Hard Cases – These are a must if you’re going to be forced into checking your luggage for a long haul flight. Unlike messenger bags and backpacks, these can hold the most amount of gear in the most secure manner. With hard sides and customizable foam interiors, these will protect your gear like no other. Plus having the capacity to lock, gives an extra layer of security. Make sure that your locks do have the option for custom’s to bypass so that they don’t cut your locks or worse, cut your cases. While not needed for your average 35mm or Medium Format gear, if you’re doing a long project in Europe involving a 4×5 camera, multiple lenses and everything, then a good case is in order.
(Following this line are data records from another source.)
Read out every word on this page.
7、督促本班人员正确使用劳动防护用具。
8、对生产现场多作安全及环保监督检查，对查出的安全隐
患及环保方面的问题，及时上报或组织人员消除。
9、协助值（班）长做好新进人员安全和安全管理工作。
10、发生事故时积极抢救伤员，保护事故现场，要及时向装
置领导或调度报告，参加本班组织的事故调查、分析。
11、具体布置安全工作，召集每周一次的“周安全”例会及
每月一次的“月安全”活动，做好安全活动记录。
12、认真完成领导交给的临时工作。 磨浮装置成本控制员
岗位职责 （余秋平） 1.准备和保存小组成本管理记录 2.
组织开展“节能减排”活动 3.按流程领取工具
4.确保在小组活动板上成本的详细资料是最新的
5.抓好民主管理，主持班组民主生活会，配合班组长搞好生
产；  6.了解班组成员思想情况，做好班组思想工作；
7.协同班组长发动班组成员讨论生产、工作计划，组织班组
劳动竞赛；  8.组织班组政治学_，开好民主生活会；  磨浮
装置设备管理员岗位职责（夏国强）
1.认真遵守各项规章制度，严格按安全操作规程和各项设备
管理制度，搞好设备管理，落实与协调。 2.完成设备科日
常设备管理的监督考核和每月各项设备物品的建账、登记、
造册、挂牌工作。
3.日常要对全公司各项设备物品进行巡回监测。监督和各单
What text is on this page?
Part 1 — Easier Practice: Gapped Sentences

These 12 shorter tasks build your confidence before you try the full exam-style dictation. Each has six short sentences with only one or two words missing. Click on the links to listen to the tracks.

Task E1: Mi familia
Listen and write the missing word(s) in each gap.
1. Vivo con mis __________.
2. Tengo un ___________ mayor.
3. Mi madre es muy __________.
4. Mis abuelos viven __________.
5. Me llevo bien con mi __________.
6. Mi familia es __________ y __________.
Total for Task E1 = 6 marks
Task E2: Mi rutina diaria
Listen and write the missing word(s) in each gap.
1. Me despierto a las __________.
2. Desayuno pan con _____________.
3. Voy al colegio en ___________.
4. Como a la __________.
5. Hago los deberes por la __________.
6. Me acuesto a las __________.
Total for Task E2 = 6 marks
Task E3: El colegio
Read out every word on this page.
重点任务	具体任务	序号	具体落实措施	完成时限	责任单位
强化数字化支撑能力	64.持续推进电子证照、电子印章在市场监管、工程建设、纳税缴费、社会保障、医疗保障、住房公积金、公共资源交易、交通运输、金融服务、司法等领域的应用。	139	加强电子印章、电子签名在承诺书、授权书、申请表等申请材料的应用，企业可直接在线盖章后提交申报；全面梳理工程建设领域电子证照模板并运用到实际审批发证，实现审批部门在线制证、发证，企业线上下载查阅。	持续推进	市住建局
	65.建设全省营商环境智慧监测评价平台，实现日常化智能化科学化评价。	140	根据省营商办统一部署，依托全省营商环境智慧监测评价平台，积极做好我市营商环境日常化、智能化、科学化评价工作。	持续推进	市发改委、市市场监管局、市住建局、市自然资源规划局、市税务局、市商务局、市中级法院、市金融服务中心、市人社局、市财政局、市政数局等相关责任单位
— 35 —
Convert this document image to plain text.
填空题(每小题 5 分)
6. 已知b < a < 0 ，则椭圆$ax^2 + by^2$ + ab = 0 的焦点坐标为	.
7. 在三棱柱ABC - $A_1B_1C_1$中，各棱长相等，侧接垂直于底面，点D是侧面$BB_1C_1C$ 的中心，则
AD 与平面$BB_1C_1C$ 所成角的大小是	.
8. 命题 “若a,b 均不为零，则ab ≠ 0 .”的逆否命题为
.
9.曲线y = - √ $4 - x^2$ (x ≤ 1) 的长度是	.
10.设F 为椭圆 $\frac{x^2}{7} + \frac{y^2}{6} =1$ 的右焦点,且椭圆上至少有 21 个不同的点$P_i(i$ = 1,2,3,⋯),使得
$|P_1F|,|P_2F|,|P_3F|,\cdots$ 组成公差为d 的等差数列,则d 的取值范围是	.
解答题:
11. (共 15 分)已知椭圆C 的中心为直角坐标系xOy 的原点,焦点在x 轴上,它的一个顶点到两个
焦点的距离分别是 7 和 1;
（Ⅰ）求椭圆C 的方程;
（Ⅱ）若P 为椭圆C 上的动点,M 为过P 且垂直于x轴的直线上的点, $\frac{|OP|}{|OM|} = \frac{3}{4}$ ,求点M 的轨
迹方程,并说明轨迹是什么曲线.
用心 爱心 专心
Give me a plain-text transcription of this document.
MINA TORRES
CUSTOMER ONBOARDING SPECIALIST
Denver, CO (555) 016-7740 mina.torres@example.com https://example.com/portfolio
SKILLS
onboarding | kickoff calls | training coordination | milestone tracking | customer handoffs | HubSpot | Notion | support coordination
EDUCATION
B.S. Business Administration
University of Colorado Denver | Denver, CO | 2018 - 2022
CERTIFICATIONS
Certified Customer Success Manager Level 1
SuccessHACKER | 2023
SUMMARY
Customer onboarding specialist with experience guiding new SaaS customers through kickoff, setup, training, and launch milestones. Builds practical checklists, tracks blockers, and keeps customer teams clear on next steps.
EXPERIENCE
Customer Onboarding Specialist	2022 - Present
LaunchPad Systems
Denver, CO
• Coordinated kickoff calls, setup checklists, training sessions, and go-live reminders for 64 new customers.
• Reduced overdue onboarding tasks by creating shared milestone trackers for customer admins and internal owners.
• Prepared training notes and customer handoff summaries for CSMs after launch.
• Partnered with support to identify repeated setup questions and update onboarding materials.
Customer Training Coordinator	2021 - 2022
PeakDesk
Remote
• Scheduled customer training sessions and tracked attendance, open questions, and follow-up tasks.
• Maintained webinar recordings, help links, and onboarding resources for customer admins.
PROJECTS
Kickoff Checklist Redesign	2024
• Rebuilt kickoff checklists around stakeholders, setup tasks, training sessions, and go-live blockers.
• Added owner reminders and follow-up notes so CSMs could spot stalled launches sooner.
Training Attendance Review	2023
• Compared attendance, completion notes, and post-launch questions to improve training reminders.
One of the best brands is Pelikan.
Now, you’ll notice that throughout the article I’ve been sharing some of my past travel kits, each different depending on where I was going, how I was getting there, who I was with, and what I was doing. Honestly, I don’t have a set kit of cameras ready to go for a vacation. I take a great deal of time to choose these kits well before I pack them. And the camera gear is always the first thing I pack. Although from my past experiences, some excellent choices for a travel camera are something powerful and yet easily handled. The Nikon FA is my preferred manual focus camera for travel, it takes solid lenses in Nikkor and I tend to stick to prime lenses. Although a Nikon FE, FM, or Olympus OM-1n or OM-2n are excellent choices. On the autofocus side, I will drift towards the Minolta Maxxum 9 and the 28-135mm lens. I’m not a rangefinder shooter, but an Olympus XA or XA4 makes an excellent travel companion when you have limited space. For medium format, a TLR is a great option, but if you aren’t a fan of the square format, a Mamiya m645 with a waist-level finder and 80mm f/2.8 lens takes up next to no space. As for bags, I tend to gravitate towards a messenger bag, the Peak Design primarily. But I also will do a hybrid setup, for an event like Photostock or a trip to Chicago where I brought a lot of gear I used a backpack and a messenger bag. But in the case of Chicago, I only carried a messenger bag when out. Because I was going into buildings, shops, and museums.
And that about covers it, and hopefully when it’s time to dust off the passport and hit the road again you’ll be better prepared to take along a killer travel kit and take tons of amazing travel photos. Two final things to note, first bring a digital camera along. I’m serious, and better if you can share kit between a film camera and your digital. I love film, but something having the capacity to still shoot if a camera goes belly up, is much better and certainly would make your travel companions happy knowing that all is not lost. And second, have a plan on doing something with the photos when you get home. Scan them and print them for an album, or make a photobook or ‘zine if you’re into that. Or even better, shoot slide film and put on a slide show! But most importantly, it will be far easier to look back at those memories while we’re all still stuck at home.